IIRC, Team Obama promptly broke off communications only after Blago was arrested.
Sheesh, usually Presidents wait until AFTER taking office to get embroiled in scandals. Congratulations America, you just elected the most corrupt administration since Grant's.
I had to run to the lavatory after reading that.
Must be the political immunity thing. BJ Clintoon's famous stain didn't hurt him either.
Obama stains Chicago politics.
An important point.
When people outside of Illinois try to analyze Illinois/Chicago politics they completely miss the mark.
Of course it has always been that way, but after this Blago scandal it really looks bad for the new POTUS's image.
Michael Barone is one of the sharpest observers/commentators ever.
He is also smart and professional enough not to let emotion trump rationality.
To (pretty closely) paraphrase PJ O'Rourke: To document the harm Ted Kennedy has done to this country would de-forest the continent.
“Team Obama promptly broke off communications only after Blago was arrested.”

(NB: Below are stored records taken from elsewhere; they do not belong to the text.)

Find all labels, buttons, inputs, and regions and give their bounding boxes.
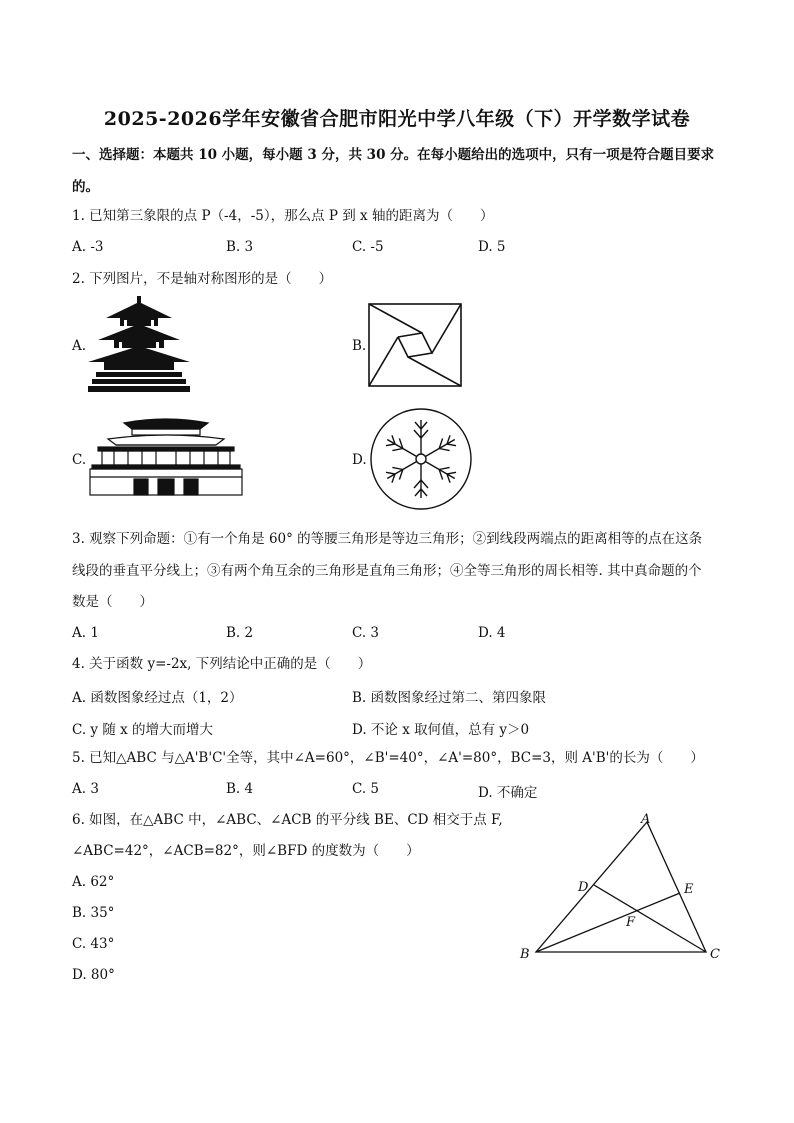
q6-stem-line2: ∠ABC=42°，∠ACB=82°，则∠BFD 的度数为（ ）: [72, 843, 420, 859]
q4-option-c: C. y 随 x 的增大而增大: [72, 722, 214, 738]
q1-stem: 1. 已知第三象限的点 P（-4，-5），那么点 P 到 x 轴的距离为（ ）: [72, 208, 494, 224]
q6-option-c: C. 43°: [72, 936, 115, 952]
q6-stem-line1: 6. 如图，在△ABC 中，∠ABC、∠ACB 的平分线 BE、CD 相交于点 F,: [72, 812, 503, 828]
q5-option-b: B. 4: [226, 781, 254, 797]
q6-option-b: B. 35°: [72, 905, 115, 921]
q4-option-b: B. 函数图象经过第二、第四象限: [352, 690, 547, 706]
q5-option-c: C. 5: [352, 781, 380, 797]
q2-label-c: C.: [72, 452, 87, 468]
q6-option-a: A. 62°: [72, 874, 115, 890]
palace-building-image: [88, 417, 244, 497]
q1-option-d: D. 5: [478, 239, 506, 255]
q5-option-d: D. 不确定: [478, 785, 538, 801]
point-label-b: B: [520, 947, 530, 962]
q2-label-a: A.: [72, 338, 87, 354]
point-label-e: E: [684, 882, 694, 897]
q6-option-d: D. 80°: [72, 967, 115, 983]
q3-option-d: D. 4: [478, 625, 506, 641]
q5-option-a: A. 3: [72, 781, 99, 797]
q3-stem-line1: 3. 观察下列命题：①有一个角是 60° 的等腰三角形是等边三角形；②到线段两端点的距离相等的点在这条: [72, 531, 703, 547]
q1-option-b: B. 3: [226, 239, 254, 255]
q3-stem-line3: 数是（ ）: [72, 594, 153, 610]
snowflake-circle-image: [370, 408, 472, 510]
q4-option-a: A. 函数图象经过点（1，2）: [72, 690, 243, 706]
point-label-c: C: [710, 947, 720, 962]
q3-option-a: A. 1: [72, 625, 99, 641]
q2-label-d: D.: [352, 452, 367, 468]
temple-of-heaven-image: [86, 296, 194, 394]
section-header-line2: 的。: [72, 179, 99, 195]
q3-option-c: C. 3: [352, 625, 380, 641]
square-pinwheel-image: [368, 303, 462, 387]
q5-stem: 5. 已知△ABC 与△A'B'C'全等，其中∠A=60°，∠B'=40°，∠A'=80°，BC=3，则 A'B'的长为（ ）: [72, 750, 704, 766]
q2-stem: 2. 下列图片，不是轴对称图形的是（ ）: [72, 271, 333, 287]
q4-stem: 4. 关于函数 y=-2x, 下列结论中正确的是（ ）: [72, 656, 372, 672]
triangle-abc: [536, 822, 706, 952]
triangle-figure: [510, 806, 730, 966]
q3-stem-line2: 线段的垂直平分线上；③有两个角互余的三角形是直角三角形；④全等三角形的周长相等. 其中真命题的个: [72, 563, 702, 579]
point-label-d: D: [578, 880, 589, 895]
page-title: 2025-2026学年安徽省合肥市阳光中学八年级（下）开学数学试卷: [103, 108, 691, 130]
q4-option-d: D. 不论 x 取何值，总有 y＞0: [352, 722, 530, 738]
q3-option-b: B. 2: [226, 625, 254, 641]
section-header-line1: 一、选择题：本题共 10 小题，每小题 3 分，共 30 分。在每小题给出的选项中，只有一项是符合题目要求: [72, 147, 715, 163]
q1-option-a: A. -3: [72, 239, 104, 255]
q2-label-b: B.: [352, 338, 367, 354]
point-label-f: F: [626, 915, 636, 930]
point-label-a: A: [641, 812, 651, 827]
q1-option-c: C. -5: [352, 239, 384, 255]
bisector-be: [536, 893, 680, 952]
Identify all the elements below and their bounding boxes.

And there is a valid suspicion that Fitzgerald pulled the plug on the investigation because the BO contacts were perilously close to making a deal with Blago that would have implicated BO. Fitz is only interested in indicting GOP higher-ups. It is much safer.
I guess he is saying that Obama was the only virgin in the Chicago whorehouse. Yeah right!
I got news, pal. Hussein was already one big stain when he got to Chicago!
Does Barone forget the minimum $850 tribute the press was required to pay to cover boyHitler’s victory party or that doesn’t qualify as “pay to play”?
From Mrs. O’Leary’s cow to the America’s “First Dyke” with a social conscience, Jane Addams, Chicago has always been the turd in America’s punchbowl.
What a bunch of hooey! BO is as crooked as they come and it’s about time that conservatives stop the crap about making nice with these scoundrels!